Frieling also spoke about his experience of working with Julia Scher on restaging her work Predictive Engineering, first shown at the museum in 1993. A work that combined real-time and fantastical surveillance footage of the museum space itself, alongside motion responsive audio, Scher has radically updated Predictive Engineering in each of its subsequent showings in line with technology and surveillance culture.

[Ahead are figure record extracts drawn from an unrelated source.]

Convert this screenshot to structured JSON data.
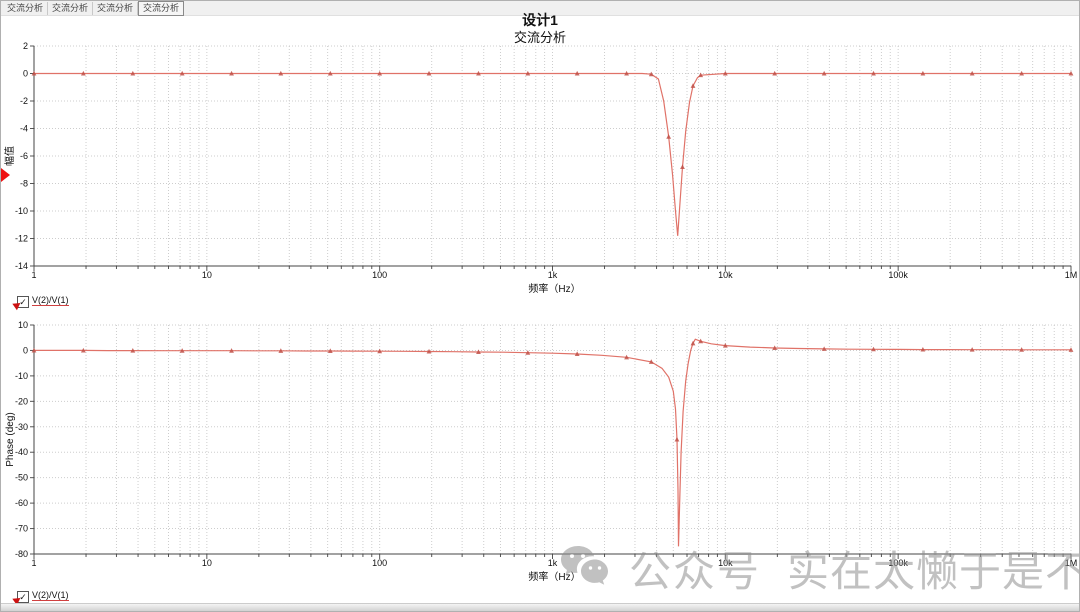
{
  "window": {
    "tabs": [
      {
        "label": "交流分析"
      },
      {
        "label": "交流分析"
      },
      {
        "label": "交流分析"
      },
      {
        "label": "交流分析"
      }
    ],
    "selected_tab": 3
  },
  "header": {
    "title": "设计1",
    "subtitle": "交流分析"
  },
  "legend": {
    "label": "V(2)/V(1)",
    "check": "✓",
    "trace_color": "#d04040"
  },
  "watermark": {
    "icon": "wechat-icon",
    "text1": "公众号",
    "text2": "实在太懒于是不想取名"
  },
  "chart_data": [
    {
      "type": "line",
      "title": "交流分析",
      "xlabel": "频率（Hz）",
      "ylabel": "幅值",
      "x_scale": "log",
      "xlim": [
        1,
        1000000
      ],
      "ylim": [
        -14,
        2
      ],
      "y_ticks": [
        2,
        0,
        -2,
        -4,
        -6,
        -8,
        -10,
        -12,
        -14
      ],
      "x_ticks": [
        {
          "v": 1,
          "l": "1"
        },
        {
          "v": 10,
          "l": "10"
        },
        {
          "v": 100,
          "l": "100"
        },
        {
          "v": 1000,
          "l": "1k"
        },
        {
          "v": 10000,
          "l": "10k"
        },
        {
          "v": 100000,
          "l": "100k"
        },
        {
          "v": 1000000,
          "l": "1M"
        }
      ],
      "grid": true,
      "legend_position": "below-left",
      "series": [
        {
          "name": "V(2)/V(1)",
          "color": "#e07268",
          "marker_color": "#c05048",
          "points": [
            [
              1,
              0,
              1
            ],
            [
              1.39,
              0,
              0
            ],
            [
              1.93,
              0,
              1
            ],
            [
              2.68,
              0,
              0
            ],
            [
              3.73,
              0,
              1
            ],
            [
              5.18,
              0,
              0
            ],
            [
              7.2,
              0,
              1
            ],
            [
              10,
              0,
              0
            ],
            [
              13.9,
              0,
              1
            ],
            [
              19.3,
              0,
              0
            ],
            [
              26.8,
              0,
              1
            ],
            [
              37.3,
              0,
              0
            ],
            [
              51.8,
              0,
              1
            ],
            [
              72,
              0,
              0
            ],
            [
              100,
              0,
              1
            ],
            [
              139,
              0,
              0
            ],
            [
              193,
              0,
              1
            ],
            [
              268,
              0,
              0
            ],
            [
              373,
              0,
              1
            ],
            [
              518,
              0,
              0
            ],
            [
              720,
              0,
              1
            ],
            [
              1000,
              0,
              0
            ],
            [
              1389,
              0,
              1
            ],
            [
              1931,
              0,
              0
            ],
            [
              2683,
              0,
              1
            ],
            [
              3300,
              0,
              0
            ],
            [
              3728,
              -0.05,
              1
            ],
            [
              4100,
              -0.4,
              0
            ],
            [
              4400,
              -2,
              0
            ],
            [
              4700,
              -4.6,
              1
            ],
            [
              4950,
              -7.4,
              0
            ],
            [
              5150,
              -10,
              0
            ],
            [
              5300,
              -11.8,
              0
            ],
            [
              5450,
              -9.6,
              0
            ],
            [
              5650,
              -6.8,
              1
            ],
            [
              5900,
              -4.2,
              0
            ],
            [
              6200,
              -2.1,
              0
            ],
            [
              6500,
              -0.9,
              1
            ],
            [
              6900,
              -0.3,
              0
            ],
            [
              7200,
              -0.12,
              1
            ],
            [
              10000,
              0,
              1
            ],
            [
              13900,
              0,
              0
            ],
            [
              19300,
              0,
              1
            ],
            [
              26800,
              0,
              0
            ],
            [
              37300,
              0,
              1
            ],
            [
              51800,
              0,
              0
            ],
            [
              72000,
              0,
              1
            ],
            [
              100000,
              0,
              0
            ],
            [
              139000,
              0,
              1
            ],
            [
              193000,
              0,
              0
            ],
            [
              268000,
              0,
              1
            ],
            [
              373000,
              0,
              0
            ],
            [
              518000,
              0,
              1
            ],
            [
              720000,
              0,
              0
            ],
            [
              1000000,
              0,
              1
            ]
          ]
        }
      ]
    },
    {
      "type": "line",
      "title": "",
      "xlabel": "频率（Hz）",
      "ylabel": "Phase (deg)",
      "x_scale": "log",
      "xlim": [
        1,
        1000000
      ],
      "ylim": [
        -80,
        10
      ],
      "y_ticks": [
        10,
        0,
        -10,
        -20,
        -30,
        -40,
        -50,
        -60,
        -70,
        -80
      ],
      "x_ticks": [
        {
          "v": 1,
          "l": "1"
        },
        {
          "v": 10,
          "l": "10"
        },
        {
          "v": 100,
          "l": "100"
        },
        {
          "v": 1000,
          "l": "1k"
        },
        {
          "v": 10000,
          "l": "10k"
        },
        {
          "v": 100000,
          "l": "100k"
        },
        {
          "v": 1000000,
          "l": "1M"
        }
      ],
      "grid": true,
      "legend_position": "below-left",
      "series": [
        {
          "name": "V(2)/V(1)",
          "color": "#e07268",
          "marker_color": "#c05048",
          "points": [
            [
              1,
              0,
              1
            ],
            [
              1.39,
              0,
              0
            ],
            [
              1.93,
              0,
              1
            ],
            [
              2.68,
              -0.05,
              0
            ],
            [
              3.73,
              -0.05,
              1
            ],
            [
              5.18,
              -0.1,
              0
            ],
            [
              7.2,
              -0.1,
              1
            ],
            [
              10,
              -0.1,
              0
            ],
            [
              13.9,
              -0.1,
              1
            ],
            [
              19.3,
              -0.15,
              0
            ],
            [
              26.8,
              -0.15,
              1
            ],
            [
              37.3,
              -0.2,
              0
            ],
            [
              51.8,
              -0.2,
              1
            ],
            [
              72,
              -0.25,
              0
            ],
            [
              100,
              -0.3,
              1
            ],
            [
              139,
              -0.35,
              0
            ],
            [
              193,
              -0.4,
              1
            ],
            [
              268,
              -0.5,
              0
            ],
            [
              373,
              -0.6,
              1
            ],
            [
              518,
              -0.7,
              0
            ],
            [
              720,
              -0.9,
              1
            ],
            [
              1000,
              -1.1,
              0
            ],
            [
              1389,
              -1.4,
              1
            ],
            [
              1931,
              -1.9,
              0
            ],
            [
              2683,
              -2.7,
              1
            ],
            [
              3728,
              -4.5,
              1
            ],
            [
              4300,
              -7,
              0
            ],
            [
              4700,
              -10.5,
              0
            ],
            [
              5000,
              -16,
              0
            ],
            [
              5150,
              -23,
              0
            ],
            [
              5250,
              -35,
              1
            ],
            [
              5320,
              -55,
              0
            ],
            [
              5360,
              -77,
              0
            ],
            [
              5450,
              -58,
              0
            ],
            [
              5550,
              -40,
              0
            ],
            [
              5700,
              -24,
              0
            ],
            [
              5900,
              -12,
              0
            ],
            [
              6100,
              -5,
              0
            ],
            [
              6300,
              0,
              0
            ],
            [
              6500,
              2.8,
              1
            ],
            [
              6700,
              4.4,
              0
            ],
            [
              7200,
              3.6,
              1
            ],
            [
              8300,
              2.6,
              0
            ],
            [
              10000,
              1.9,
              1
            ],
            [
              13900,
              1.3,
              0
            ],
            [
              19300,
              0.95,
              1
            ],
            [
              26800,
              0.75,
              0
            ],
            [
              37300,
              0.6,
              1
            ],
            [
              51800,
              0.5,
              0
            ],
            [
              72000,
              0.45,
              1
            ],
            [
              100000,
              0.4,
              0
            ],
            [
              139000,
              0.35,
              1
            ],
            [
              193000,
              0.32,
              0
            ],
            [
              268000,
              0.3,
              1
            ],
            [
              373000,
              0.28,
              0
            ],
            [
              518000,
              0.26,
              1
            ],
            [
              720000,
              0.25,
              0
            ],
            [
              1000000,
              0.24,
              1
            ]
          ]
        }
      ]
    }
  ]
}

Beyond the hours of surveillance footage generated by the work itself at each showing, what was it, precisely that the museum owned? “The museum carries the DNA of the work,” decided Scher, who sees each updated showing as the offspring of that which came before.
Changing Circumstances
Scher also touched on the impact of unpredictable cultural change on the way a work was read, and how fast contemporary art could stop feeling ‘contemporary’: “In 1993, if you said the word surveillance, nobody knew what you were talking about.” Tate Research Associate Jonah Westerman brought up a more extreme example with Tania Bruguera’s Tatlin’s Whisper #5 (2008), in which two members of London’s police force enter Tate on horseback unannounced and perform crowd control tactics on visitors. This is a work of art “composed of people’s reaction to it”—what Tate owns are certain strictures, including one of wider context (it should be performed at a time of plausible societal unrest), and the insistence on real mounted police. As Westerman pointed out, Tate’s ability to exhibit Tatlin’s Whisper #5 depended to a decisive extent on the museum’s current head of security and his solid relationship with the local fuzz.

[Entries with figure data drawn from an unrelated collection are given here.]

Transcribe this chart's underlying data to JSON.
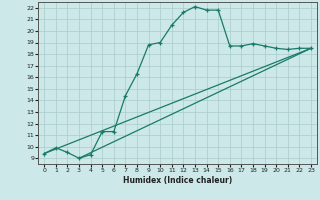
{
  "title": "",
  "xlabel": "Humidex (Indice chaleur)",
  "bg_color": "#cce8e8",
  "line_color": "#1a7a6a",
  "grid_color": "#aacccc",
  "xlim": [
    -0.5,
    23.5
  ],
  "ylim": [
    8.5,
    22.5
  ],
  "xticks": [
    0,
    1,
    2,
    3,
    4,
    5,
    6,
    7,
    8,
    9,
    10,
    11,
    12,
    13,
    14,
    15,
    16,
    17,
    18,
    19,
    20,
    21,
    22,
    23
  ],
  "yticks": [
    9,
    10,
    11,
    12,
    13,
    14,
    15,
    16,
    17,
    18,
    19,
    20,
    21,
    22
  ],
  "line1_x": [
    0,
    1,
    2,
    3,
    4,
    5,
    6,
    7,
    8,
    9,
    10,
    11,
    12,
    13,
    14,
    15,
    16,
    17,
    18,
    19,
    20,
    21,
    22,
    23
  ],
  "line1_y": [
    9.4,
    9.9,
    9.5,
    9.0,
    9.3,
    11.3,
    11.3,
    14.4,
    16.3,
    18.8,
    19.0,
    20.5,
    21.6,
    22.1,
    21.8,
    21.8,
    18.7,
    18.7,
    18.9,
    18.7,
    18.5,
    18.4,
    18.5,
    18.5
  ],
  "line2_x": [
    0,
    23
  ],
  "line2_y": [
    9.4,
    18.5
  ],
  "line3_x": [
    3,
    23
  ],
  "line3_y": [
    9.0,
    18.5
  ]
}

Do you Change with the Times?
When Aleksandra Mir made First Woman on the Moon in 1999 she did so on “zero budget,” using “seven different camera formats and edited by a first year film student… Little did I know this would be my most successful work.” When Tate proposed installing the work for a year, Mir took the opportunity to work with the conservation team to adjust flaws in its colour and errors in the credits.
Or stay True to the Original Format?
Runa Islam’s own economy of means drew her to use film—a medium that is now both a “revered art form and an outdated relic” as she put it. Islam (who has also used video) feels invested in the cultural context of her film use and appreciates the physicality of the medium, using its particular qualities to specific effect in works such Stare Out (Blink), (1998) which deploys negative footage and blank projection to generate a “positive” afterimage.
The hardware, too, influenced her actual film-making process when making works such as First Day of Spring (2005). While she wanted her work to be accessible to view, her use of film and her experience of the closure of the film labs in London informed the work she made.
Access
Both Islam and fellow keynote speaker Hito Steyerl flagged up the issue of access—what was the point in a work being kept safe if it was out of sight? Problems of changing technology and the vexed question of how to stay “true” to a work only exacerbated the issue, as did issues of scale and space. Kira Perov, the executive director of Bill Viola’s studio, pointed out that of the 240 works in Viola’s archive very few were ever shown—even his Grand Palais retrospective only showed 20. “What is threatened is public access,” said Perov. “Collections are not rotated enough, works spend years in storage, the pieces are only seen as a still image – the true intent of the artist is completely lost.”